Security model

On-device is for development, remote is for production

An on-device sandbox shares a container with the code that launched it. That’s fine for development on a laptop, CI or sanity-checking your install, but it doesn’t isolate the sandboxed process from your task’s own code, secrets and cloud credentials. This page is about production posture, which means a remote sandbox. The “blast radius” section below justifies why; the rest of the page assumes you’re picking knobs on a remote SandboxEnvironment.

A production sandbox is built from two independent layers:

  1. The isolation backend running inside the sandbox pod, which constrains the sandboxed process (filesystem, syscalls, capabilities, network namespace).
  2. The pod runtime, which is whether the pod’s syscalls hit the host kernel directly or go through a user-space kernel like gVisor.

These are independent.

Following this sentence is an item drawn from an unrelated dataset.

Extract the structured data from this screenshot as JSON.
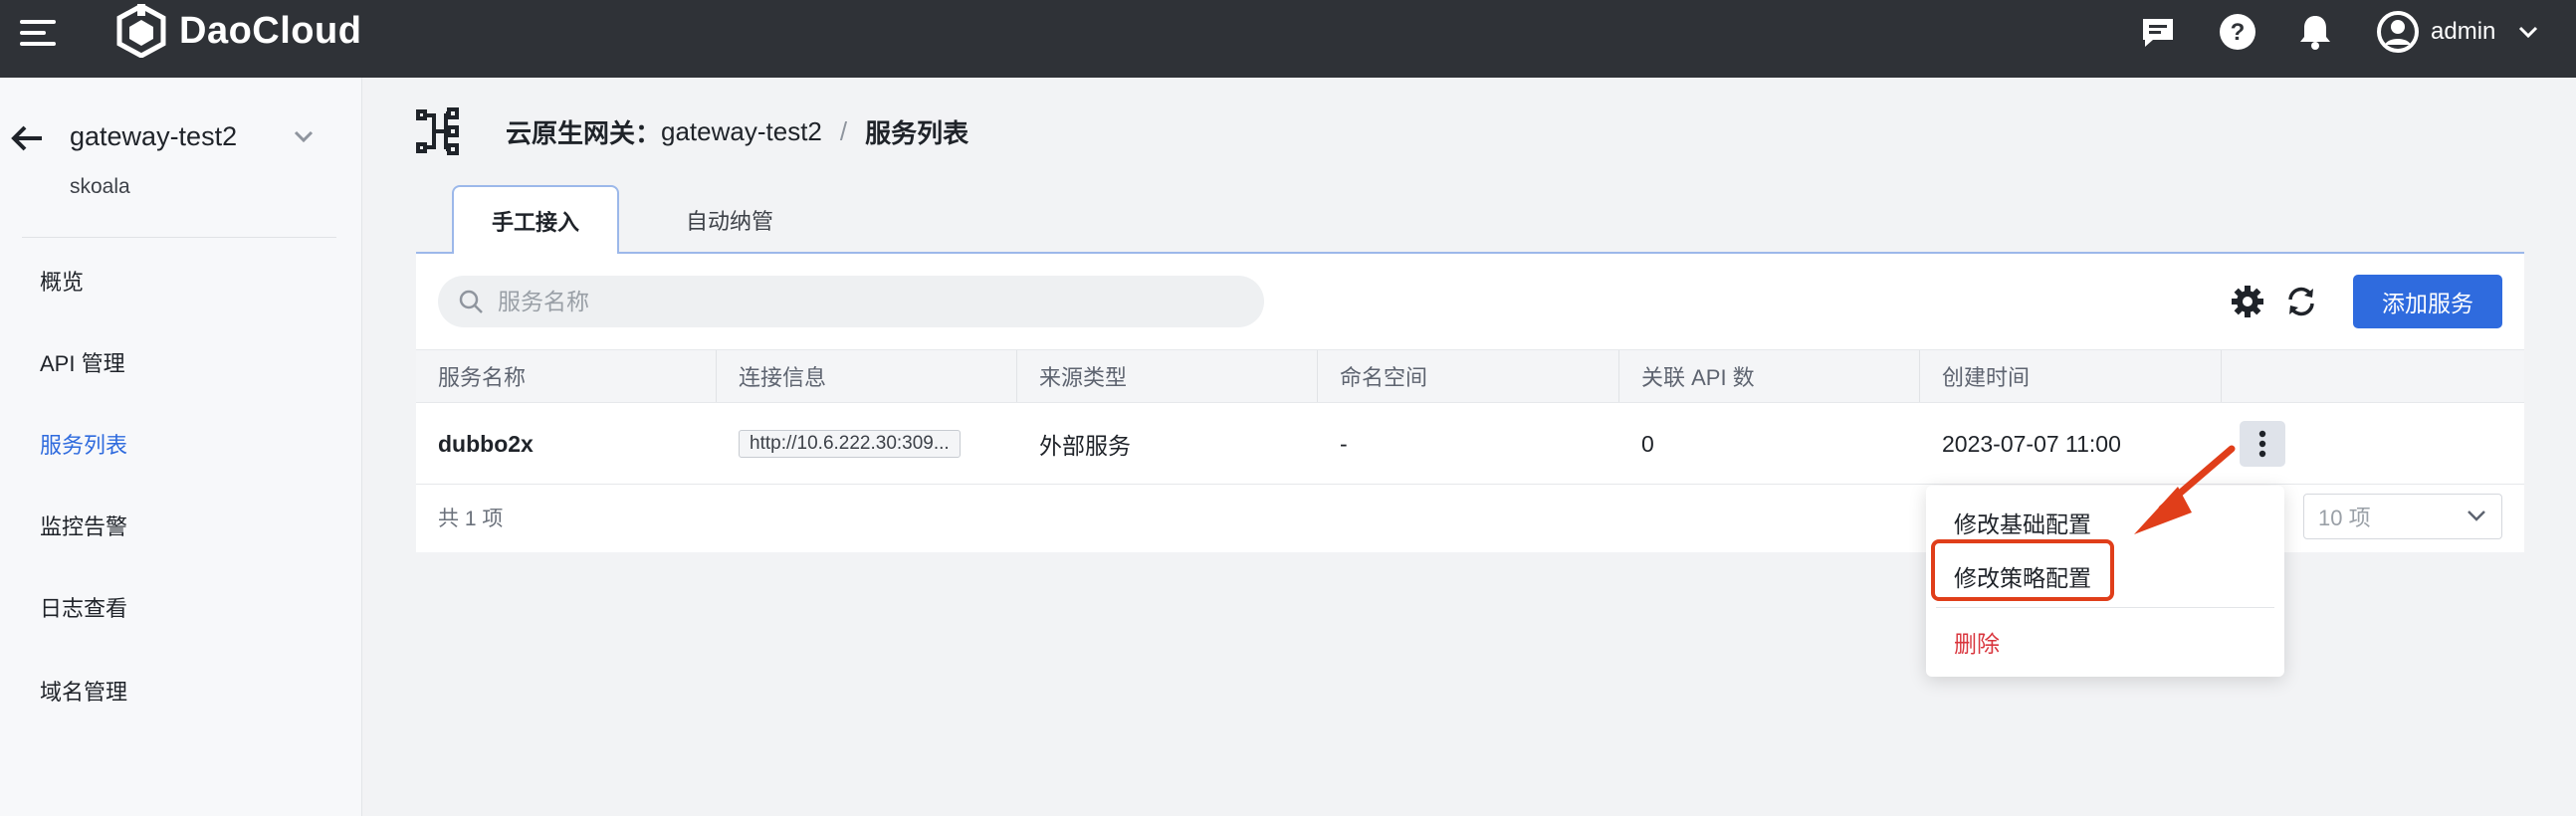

A sandbox pod can run userns inside a gVisor pod, or bubblewrap inside a vanilla container pod. Pick each layer for what it actually defends against.

Isolation backends

The library reports the backend on each process as proc.backend. On a remote sandbox, set it with SandboxEnvironment(sandbox_mode=...).

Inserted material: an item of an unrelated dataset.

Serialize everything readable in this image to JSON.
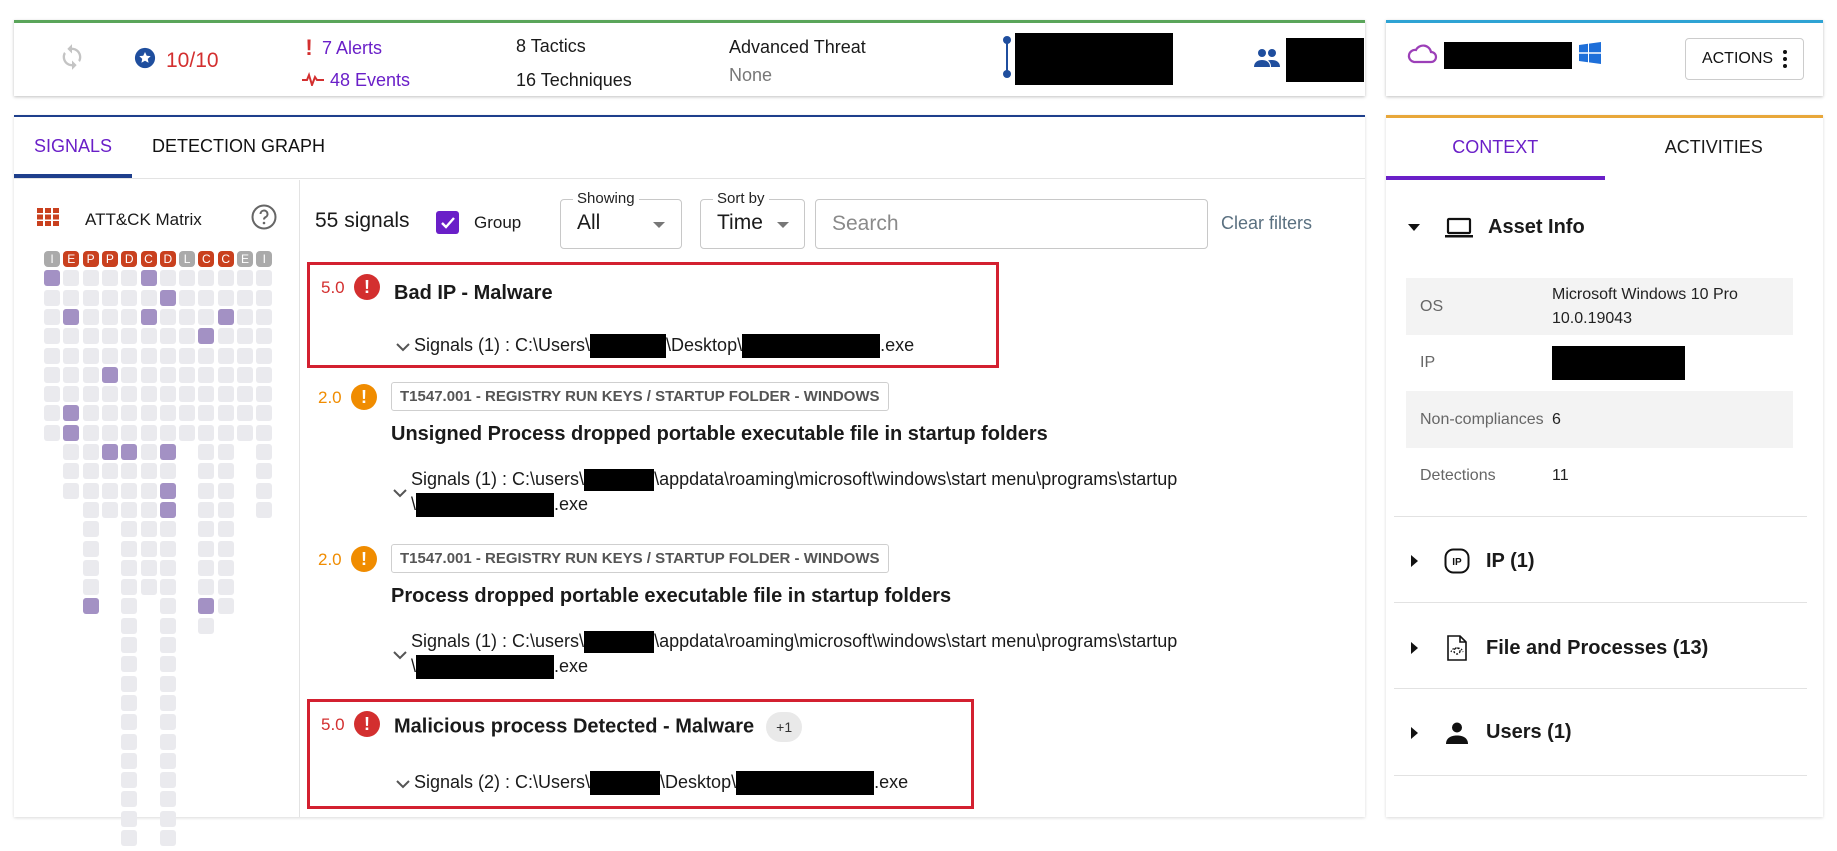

Backend How it works Default?
userns unshare(2) + prctl(NO_NEW_PRIVS) + capset + setrlimit, plus Landlock and a seccomp BPF deny-list Remote default
bubblewrap bwrap(1) with --unshare-all --die-with-parent --cap-drop ALL, plus a Landlock ruleset as a kernel-side backstop On-device default (needs CAP_SYS_ADMIN + unconfined AppArmor); opt-in for remote (DEFAULT_SANDBOX_ENV_BWRAP or sandbox_mode="bwrap")
sandbox-exec macOS wrapper around Apple’s sandbox-exec; restricts writes to the work dir and can deny outbound sockets macOS on-device only
none setpgid + best-effort setrlimit; logs a warning Dev only (no isolation)

Both userns and bubblewrap layer namespaces, dropped capabilities, a Landlock filesystem ruleset, and a seccomp BPF deny-list. They are not equally strong though: bubblewrap is the stronger backend. With CAP_SYS_ADMIN it pivots into a fresh mount root, which closes the gap where the sandbox shares the pod’s root filesystem. userns is the lite variant: it runs in a vanilla pod with no extra capabilities, but it leaves that shared-rootfs gap open, so its mount isolation is weaker.

The remote default is userns because it runs anywhere (bwrap needs CAP_SYS_ADMIN + unconfined AppArmor and isn’t always present in minimal images). When you can grant the pod those capabilities and want the strongest in-pod isolation, choose bubblewrap.

Pod security for the bubblewrap backend

bubblewrap runs as a non-root user via unprivileged user namespaces. But the containerd default seccomp profile only permits the mount / pivot_root / setns / unshare syscalls bwrap needs when the container’s capability set includes CAP_SYS_ADMIN, and the default AppArmor profile must be unconfined so those calls aren’t blocked.

flyte.PodTemplate().allow_nested_sandboxing() grants exactly that: CAP_SYS_ADMIN plus unconfined AppArmor, allowPrivilegeEscalation: false. How you apply it depends on the transport:

  • On-device: put it on the task that opens the session, since the sandbox child runs in that pod.

    bwrap_env = flyte.TaskEnvironment(
        name="sandboxed-task",
        image=sb.base_sandbox_image,
        pod_template=flyte.PodTemplate().allow_nested_sandboxing(),
    )
    
    @bwrap_env.task
    async def main() -> str:
        async with sb.on_device.session(backend="bubblewrap") as sbx:
            ...
  • Remote: the SandboxEnvironment derives the pod template from sandbox_mode / sys_cap_admin for you and sandbox_mode="bwrap" carries the grant automatically. See Deployment.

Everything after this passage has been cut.